The following columns are available:
Column Name | Description |
Timestamp (UTC) | The UTC timestamps of the authentication attempt |
Timestamp (Local) | The local time of the user running the report. This is calculated using the browser offset and converting Timestamp (UTC) |
Login Type | The result of the authentication attempt; success or failure |
Note | Additional information about the Login Type |
Username (UPN) | The username from Active Directory in UPN format (User Principal Name) e.g. user@domain.com |
Token | The token number that was entered by the end user, if available |
Auth Client | The name of the Authentication Client that was used to process the authentication attempt e.g. RADIUS, AD FS |
End User IP | The IP of the user making the authentication request (internal or external) |
Country | If the End User IP is external, the country associated with the external IP |
City | If the End User IP is external, the city associated with the external IP |
ISP | If the End User IP is external, the organization that owns the public IP address |
SessionID | Used for troubleshooting only e.g. to compare with the Event Viewer on the server running an Authentication Client |
Latitude | If the End User IP is external, the latitude of the external IP |
Longitude | If the End User IP is external, the longitude of the external IP |
Subject | Used for troubleshooting only. An internal ID. |
It is possible to sort the results on a particular column by clicking the column header to toggle between ascending and descending sort.
Saving and running Saved reports
Once a report has been generated by completing the search criteria, it can be saved so that it can be easily run again in the future or attached to a Schedule.
To save a report, expand the hamburger menu button which can be found to the right of the Run Report button and click Save:
When prompted, enter a name for the report.

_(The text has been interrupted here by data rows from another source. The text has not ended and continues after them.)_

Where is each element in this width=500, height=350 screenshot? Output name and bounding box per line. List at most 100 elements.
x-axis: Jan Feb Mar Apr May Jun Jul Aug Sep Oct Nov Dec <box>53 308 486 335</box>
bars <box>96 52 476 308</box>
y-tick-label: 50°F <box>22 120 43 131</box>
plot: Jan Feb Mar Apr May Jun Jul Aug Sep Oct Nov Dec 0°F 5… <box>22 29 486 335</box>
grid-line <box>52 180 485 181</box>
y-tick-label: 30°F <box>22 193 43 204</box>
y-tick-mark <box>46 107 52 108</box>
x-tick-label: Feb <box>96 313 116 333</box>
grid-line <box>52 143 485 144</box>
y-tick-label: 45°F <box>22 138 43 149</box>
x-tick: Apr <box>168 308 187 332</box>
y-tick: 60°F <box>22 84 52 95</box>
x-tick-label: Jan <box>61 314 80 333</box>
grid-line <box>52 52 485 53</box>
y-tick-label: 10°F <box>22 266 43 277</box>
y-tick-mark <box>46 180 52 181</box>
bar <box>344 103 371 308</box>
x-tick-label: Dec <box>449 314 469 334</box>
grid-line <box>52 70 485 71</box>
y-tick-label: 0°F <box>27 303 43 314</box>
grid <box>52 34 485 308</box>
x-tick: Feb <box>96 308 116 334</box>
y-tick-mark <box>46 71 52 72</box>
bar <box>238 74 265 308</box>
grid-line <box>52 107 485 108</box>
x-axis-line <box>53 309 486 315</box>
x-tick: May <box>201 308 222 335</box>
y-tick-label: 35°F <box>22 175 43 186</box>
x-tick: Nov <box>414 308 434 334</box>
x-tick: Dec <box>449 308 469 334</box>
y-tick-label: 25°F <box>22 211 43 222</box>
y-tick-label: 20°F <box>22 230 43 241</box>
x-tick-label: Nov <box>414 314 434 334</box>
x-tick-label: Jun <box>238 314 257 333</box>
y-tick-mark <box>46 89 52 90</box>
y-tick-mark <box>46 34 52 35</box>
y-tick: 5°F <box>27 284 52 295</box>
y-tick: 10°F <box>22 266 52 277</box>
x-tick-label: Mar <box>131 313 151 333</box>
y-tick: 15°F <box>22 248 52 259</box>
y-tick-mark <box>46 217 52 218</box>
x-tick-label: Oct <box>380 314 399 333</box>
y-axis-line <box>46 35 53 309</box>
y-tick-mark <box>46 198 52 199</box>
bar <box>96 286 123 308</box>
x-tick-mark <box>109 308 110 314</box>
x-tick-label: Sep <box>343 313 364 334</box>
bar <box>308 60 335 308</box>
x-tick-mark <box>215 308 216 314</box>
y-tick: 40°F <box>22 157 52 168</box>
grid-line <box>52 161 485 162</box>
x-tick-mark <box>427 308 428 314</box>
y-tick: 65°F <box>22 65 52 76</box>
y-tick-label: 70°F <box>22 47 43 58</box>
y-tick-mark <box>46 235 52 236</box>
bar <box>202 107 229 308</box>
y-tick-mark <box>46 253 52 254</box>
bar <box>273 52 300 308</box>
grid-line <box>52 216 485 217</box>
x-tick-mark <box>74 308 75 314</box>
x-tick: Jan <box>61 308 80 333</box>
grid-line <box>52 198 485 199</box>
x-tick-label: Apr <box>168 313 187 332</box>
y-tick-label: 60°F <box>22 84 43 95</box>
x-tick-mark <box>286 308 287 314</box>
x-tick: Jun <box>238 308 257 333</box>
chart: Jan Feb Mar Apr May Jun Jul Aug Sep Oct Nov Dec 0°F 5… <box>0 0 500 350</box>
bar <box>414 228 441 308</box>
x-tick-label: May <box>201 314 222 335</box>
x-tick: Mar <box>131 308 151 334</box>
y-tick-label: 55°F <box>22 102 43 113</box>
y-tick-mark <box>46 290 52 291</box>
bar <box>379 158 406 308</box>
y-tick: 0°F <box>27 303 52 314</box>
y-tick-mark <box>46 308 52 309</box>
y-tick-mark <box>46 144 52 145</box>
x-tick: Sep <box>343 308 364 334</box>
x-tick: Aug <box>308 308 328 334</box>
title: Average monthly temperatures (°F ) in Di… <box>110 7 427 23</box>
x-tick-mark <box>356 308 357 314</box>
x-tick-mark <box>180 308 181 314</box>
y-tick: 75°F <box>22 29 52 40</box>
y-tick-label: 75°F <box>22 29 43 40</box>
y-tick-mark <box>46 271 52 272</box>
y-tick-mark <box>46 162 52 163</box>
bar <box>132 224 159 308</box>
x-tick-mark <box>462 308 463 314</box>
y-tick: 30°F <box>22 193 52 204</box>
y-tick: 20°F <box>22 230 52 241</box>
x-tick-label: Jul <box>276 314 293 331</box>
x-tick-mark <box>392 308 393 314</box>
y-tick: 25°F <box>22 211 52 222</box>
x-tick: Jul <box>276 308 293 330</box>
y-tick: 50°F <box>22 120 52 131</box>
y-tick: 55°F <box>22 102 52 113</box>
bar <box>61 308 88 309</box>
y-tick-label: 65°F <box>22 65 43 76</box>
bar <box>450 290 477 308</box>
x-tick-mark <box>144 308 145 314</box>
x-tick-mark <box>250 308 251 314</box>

If you would like the report to be available in the Favourites panel within the Analytics section, tick the Make Favourite checkbox. Click Save again.

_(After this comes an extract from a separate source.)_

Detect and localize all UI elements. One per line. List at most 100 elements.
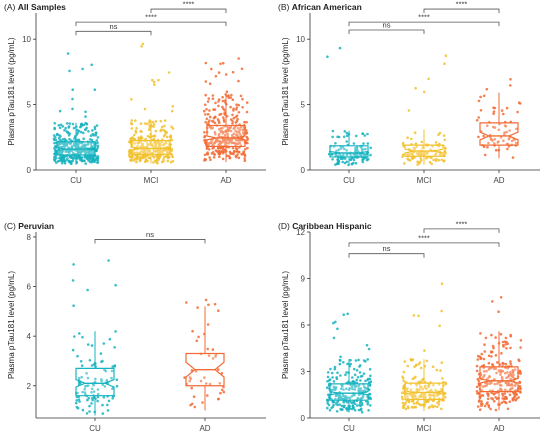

The report is now saved. The report is now available from the Saved reports list or within the Schedules section.
Select a saved report. The saved criteria will be loaded into the form ready to be run. To run the report, click the Run Report button.
Deleting reports
To delete a saved report, navigate to the Saved tab within the Analytics section. Locate the report you wish to delete and click the trash icon.
Download Reports
To download a report, first Run the report and generate results. From the hamburger menu, select the Download option.
Activity reports can be exported as Excel
or CSV
(Comma Separated Values).
Select the report format and enter a recipient of the report. An email will be sent to the recipient once the report has been generated.
You can view the progress or the result of the download in the Active Downloads section. Once the report is ready, a red flag will indicate it can be downloaded.